Troubles dissociatifs
Les troubles dissociatifs décrivent ces moments où le lien avec soi ou avec le réel se met soudain à distance. La personne est là physiquement, mais une part d'elle semble décrochée, comme derrière une vitre, pendant que le temps, les sensations et les souvenirs se brouillent.

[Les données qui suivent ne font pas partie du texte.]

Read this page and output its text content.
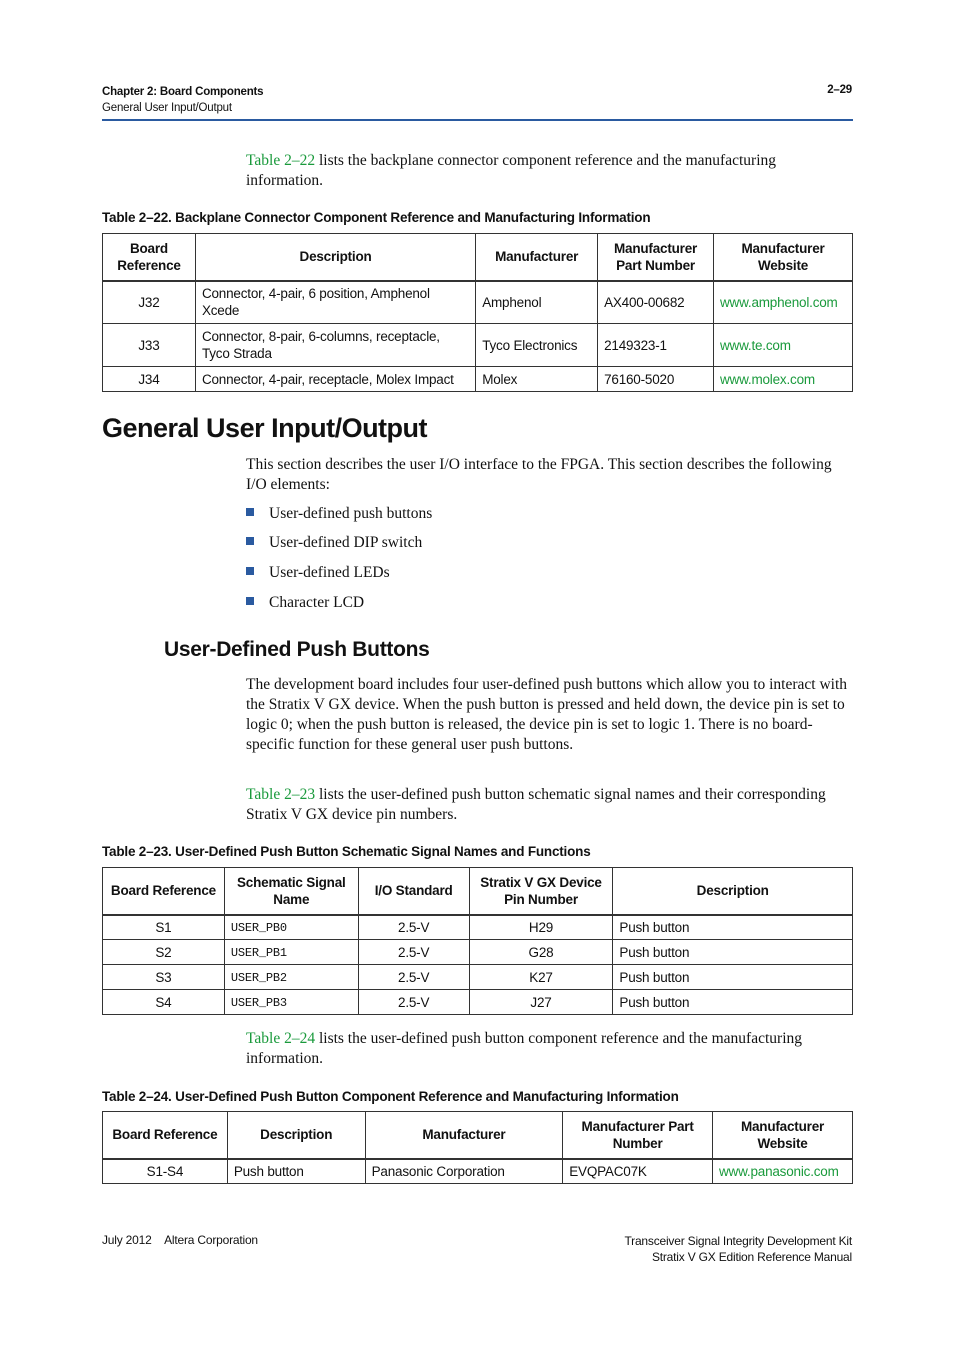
Chapter 2: Board Components
General User Input/Output
2–29
Table 2–22 lists the backplane connector component reference and the manufacturing information.
Table 2–22. Backplane Connector Component Reference and Manufacturing Information
Board Reference	Description	Manufacturer	Manufacturer Part Number	Manufacturer Website
J32	Connector, 4-pair, 6 position, Amphenol Xcede	Amphenol	AX400-00682	www.amphenol.com
J33	Connector, 8-pair, 6-columns, receptacle, Tyco Strada	Tyco Electronics	2149323-1	www.te.com
J34	Connector, 4-pair, receptacle, Molex Impact	Molex	76160-5020	www.molex.com
General User Input/Output
This section describes the user I/O interface to the FPGA. This section describes the following I/O elements:
User-defined push buttons
User-defined DIP switch
User-defined LEDs
Character LCD
User-Defined Push Buttons
The development board includes four user-defined push buttons which allow you to interact with the Stratix V GX device. When the push button is pressed and held down, the device pin is set to logic 0; when the push button is released, the device pin is set to logic 1. There is no board-specific function for these general user push buttons.
Table 2–23 lists the user-defined push button schematic signal names and their corresponding Stratix V GX device pin numbers.
Table 2–23. User-Defined Push Button Schematic Signal Names and Functions
Board Reference	Schematic Signal Name	I/O Standard	Stratix V GX Device Pin Number	Description
S1	USER_PB0	2.5-V	H29	Push button
S2	USER_PB1	2.5-V	G28	Push button
S3	USER_PB2	2.5-V	K27	Push button
S4	USER_PB3	2.5-V	J27	Push button
Table 2–24 lists the user-defined push button component reference and the manufacturing information.
Table 2–24. User-Defined Push Button Component Reference and Manufacturing Information
Board Reference	Description	Manufacturer	Manufacturer Part Number	Manufacturer Website
S1-S4	Push button	Panasonic Corporation	EVQPAC07K	www.panasonic.com
July 2012 Altera Corporation	Transceiver Signal Integrity Development Kit
Stratix V GX Edition Reference Manual
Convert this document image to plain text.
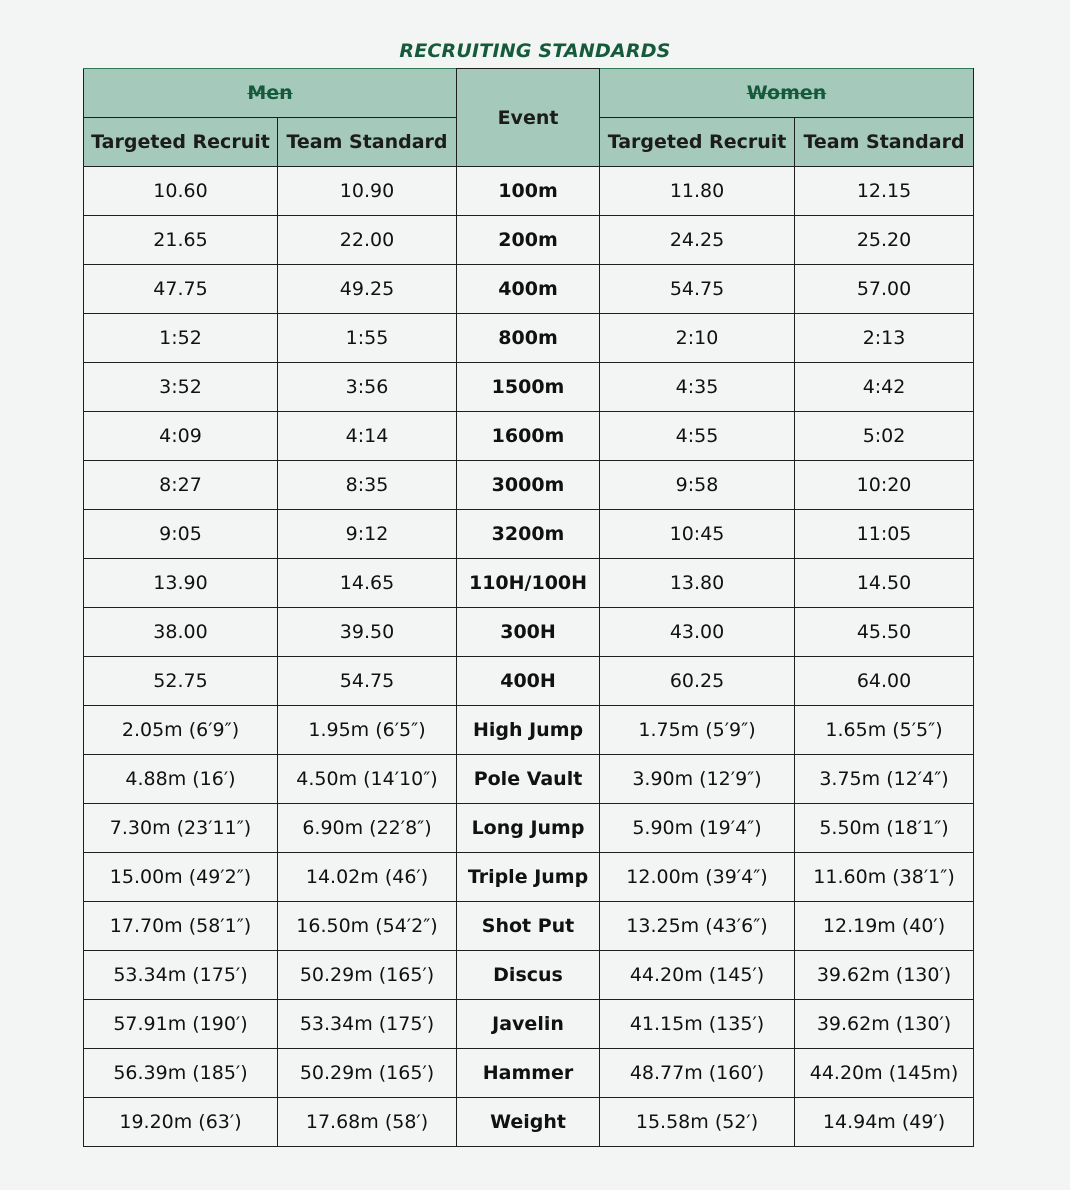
RECRUITING STANDARDS
Men		Event	Women	
Targeted Recruit	Team Standard		Targeted Recruit	Team Standard
10.60	10.90	100m	11.80	12.15
21.65	22.00	200m	24.25	25.20
47.75	49.25	400m	54.75	57.00
1:52	1:55	800m	2:10	2:13
3:52	3:56	1500m	4:35	4:42
4:09	4:14	1600m	4:55	5:02
8:27	8:35	3000m	9:58	10:20
9:05	9:12	3200m	10:45	11:05
13.90	14.65	110H/100H	13.80	14.50
38.00	39.50	300H	43.00	45.50
52.75	54.75	400H	60.25	64.00
2.05m (6′9″)	1.95m (6′5″)	High Jump	1.75m (5′9″)	1.65m (5′5″)
4.88m (16′)	4.50m (14′10″)	Pole Vault	3.90m (12′9″)	3.75m (12′4″)
7.30m (23′11″)	6.90m (22′8″)	Long Jump	5.90m (19′4″)	5.50m (18′1″)
15.00m (49′2″)	14.02m (46′)	Triple Jump	12.00m (39′4″)	11.60m (38′1″)
17.70m (58′1″)	16.50m (54′2″)	Shot Put	13.25m (43′6″)	12.19m (40′)
53.34m (175′)	50.29m (165′)	Discus	44.20m (145′)	39.62m (130′)
57.91m (190′)	53.34m (175′)	Javelin	41.15m (135′)	39.62m (130′)
56.39m (185′)	50.29m (165′)	Hammer	48.77m (160′)	44.20m (145m)
19.20m (63′)	17.68m (58′)	Weight	15.58m (52′)	14.94m (49′)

Ce mécanisme n'est ni un choix ni une comédie. C'est souvent une façon que le cerveau a trouvée pour se protéger d'une charge devenue trop lourde. Entre deux épisodes, la personne fonctionne comme tout le monde, ce qui rend ces instants d'autant plus déroutants pour l'entourage.

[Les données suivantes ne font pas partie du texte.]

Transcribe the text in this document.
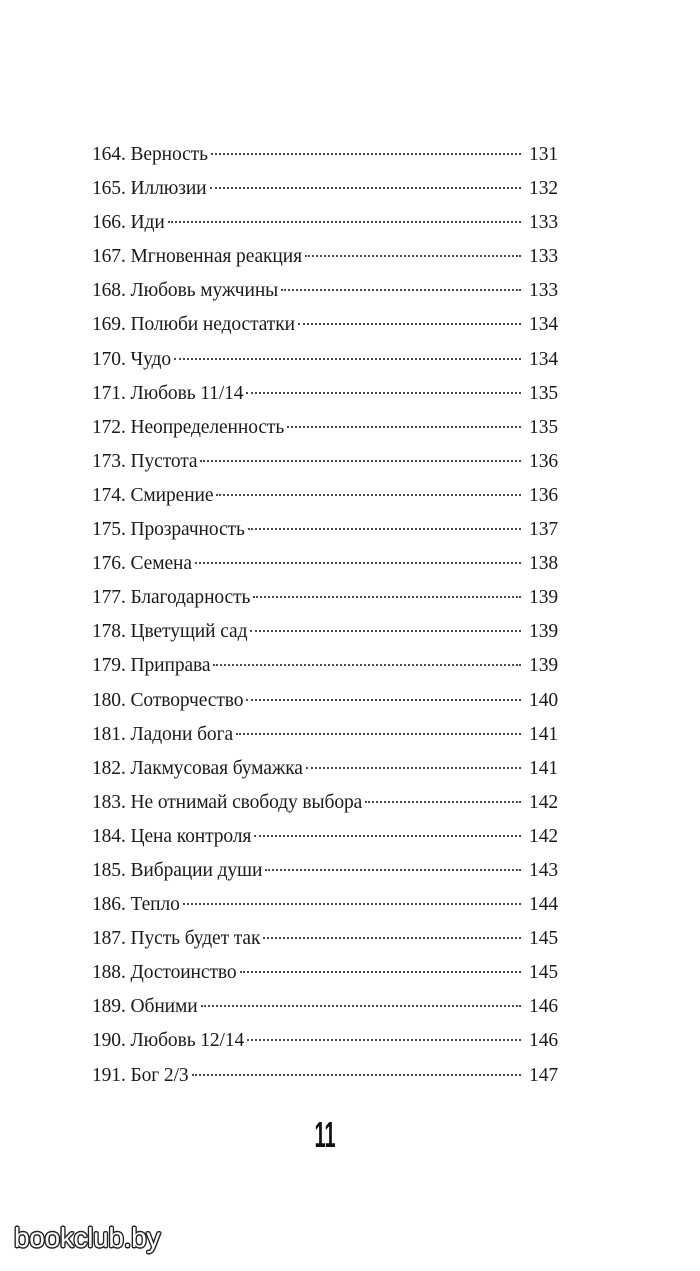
164. Верность	131
165. Иллюзии	132
166. Иди	133
167. Мгновенная реакция	133
168. Любовь мужчины	133
169. Полюби недостатки	134
170. Чудо	134
171. Любовь 11/14	135
172. Неопределенность	135
173. Пустота	136
174. Смирение	136
175. Прозрачность	137
176. Семена	138
177. Благодарность	139
178. Цветущий сад	139
179. Приправа	139
180. Сотворчество	140
181. Ладони бога	141
182. Лакмусовая бумажка	141
183. Не отнимай свободу выбора	142
184. Цена контроля	142
185. Вибрации души	143
186. Тепло	144
187. Пусть будет так	145
188. Достоинство	145
189. Обними	146
190. Любовь 12/14	146
191. Бог 2/3	147
11
bookclub.by
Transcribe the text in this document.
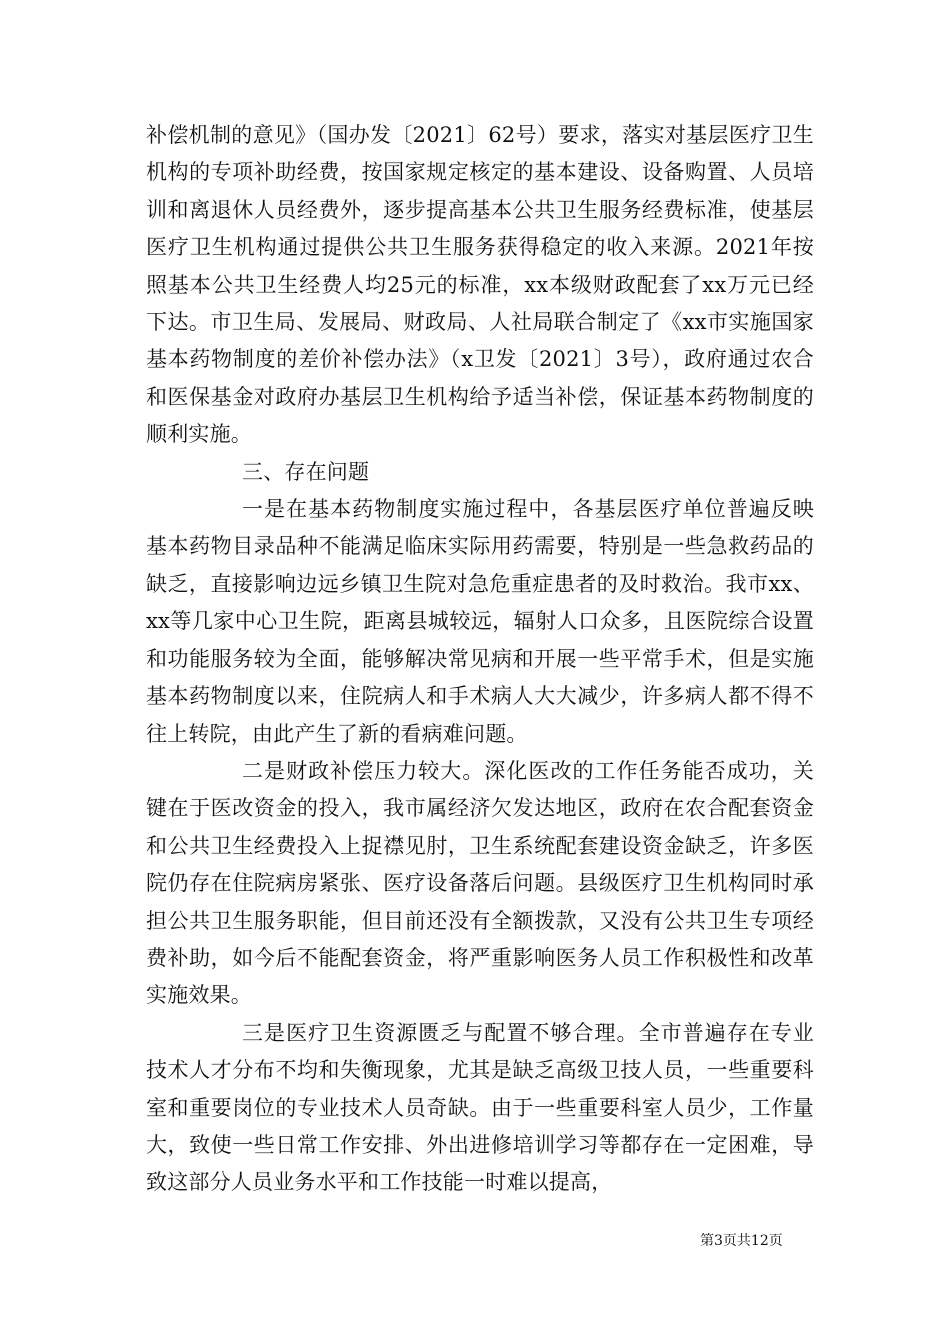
补偿机制的意见》（国办发〔2021〕62号）要求，落实对基层医疗卫生机构的专项补助经费，按国家规定核定的基本建设、设备购置、人员培训和离退休人员经费外，逐步提高基本公共卫生服务经费标准，使基层医疗卫生机构通过提供公共卫生服务获得稳定的收入来源。2021年按照基本公共卫生经费人均25元的标准，xx本级财政配套了xx万元已经下达。市卫生局、发展局、财政局、人社局联合制定了《xx市实施国家基本药物制度的差价补偿办法》（x卫发〔2021〕3号），政府通过农合和医保基金对政府办基层卫生机构给予适当补偿，保证基本药物制度的顺利实施。

三、存在问题

一是在基本药物制度实施过程中，各基层医疗单位普遍反映基本药物目录品种不能满足临床实际用药需要，特别是一些急救药品的缺乏，直接影响边远乡镇卫生院对急危重症患者的及时救治。我市xx、xx等几家中心卫生院，距离县城较远，辐射人口众多，且医院综合设置和功能服务较为全面，能够解决常见病和开展一些平常手术，但是实施基本药物制度以来，住院病人和手术病人大大减少，许多病人都不得不往上转院，由此产生了新的看病难问题。

二是财政补偿压力较大。深化医改的工作任务能否成功，关键在于医改资金的投入，我市属经济欠发达地区，政府在农合配套资金和公共卫生经费投入上捉襟见肘，卫生系统配套建设资金缺乏，许多医院仍存在住院病房紧张、医疗设备落后问题。县级医疗卫生机构同时承担公共卫生服务职能，但目前还没有全额拨款，又没有公共卫生专项经费补助，如今后不能配套资金，将严重影响医务人员工作积极性和改革实施效果。

三是医疗卫生资源匮乏与配置不够合理。全市普遍存在专业技术人才分布不均和失衡现象，尤其是缺乏高级卫技人员，一些重要科室和重要岗位的专业技术人员奇缺。由于一些重要科室人员少，工作量大，致使一些日常工作安排、外出进修培训学习等都存在一定困难，导致这部分人员业务水平和工作技能一时难以提高，

第3页共12页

En plein cours ou en pleine réunion, le regard se fige, les réponses ne viennent plus, la personne paraît absente sans l'être vraiment. Vu de l'extérieur, on croit à de la distraction, à de la provocation ou à un malaise, et le premier réflexe est parfois d'appeler les secours.
Pourtant, la plupart du temps, il n'y a rien d'urgent à faire, seulement à comprendre. Reconnaître un épisode dissociatif, parler calmement, laisser au réel le temps de revenir, cela change tout pour la personne comme pour ceux qui l'entourent.
Ce qui se passe vraiment
La dissociation prend plusieurs formes : se sentir détaché de son corps, percevoir le monde comme irréel ou lointain, perdre le fil de ce qui vient d'arriver. Ces vécus surviennent souvent quand la tension monte, et se dissipent d'eux-mêmes. Ils ne disent rien du niveau d'intelligence ni de la volonté de la personne.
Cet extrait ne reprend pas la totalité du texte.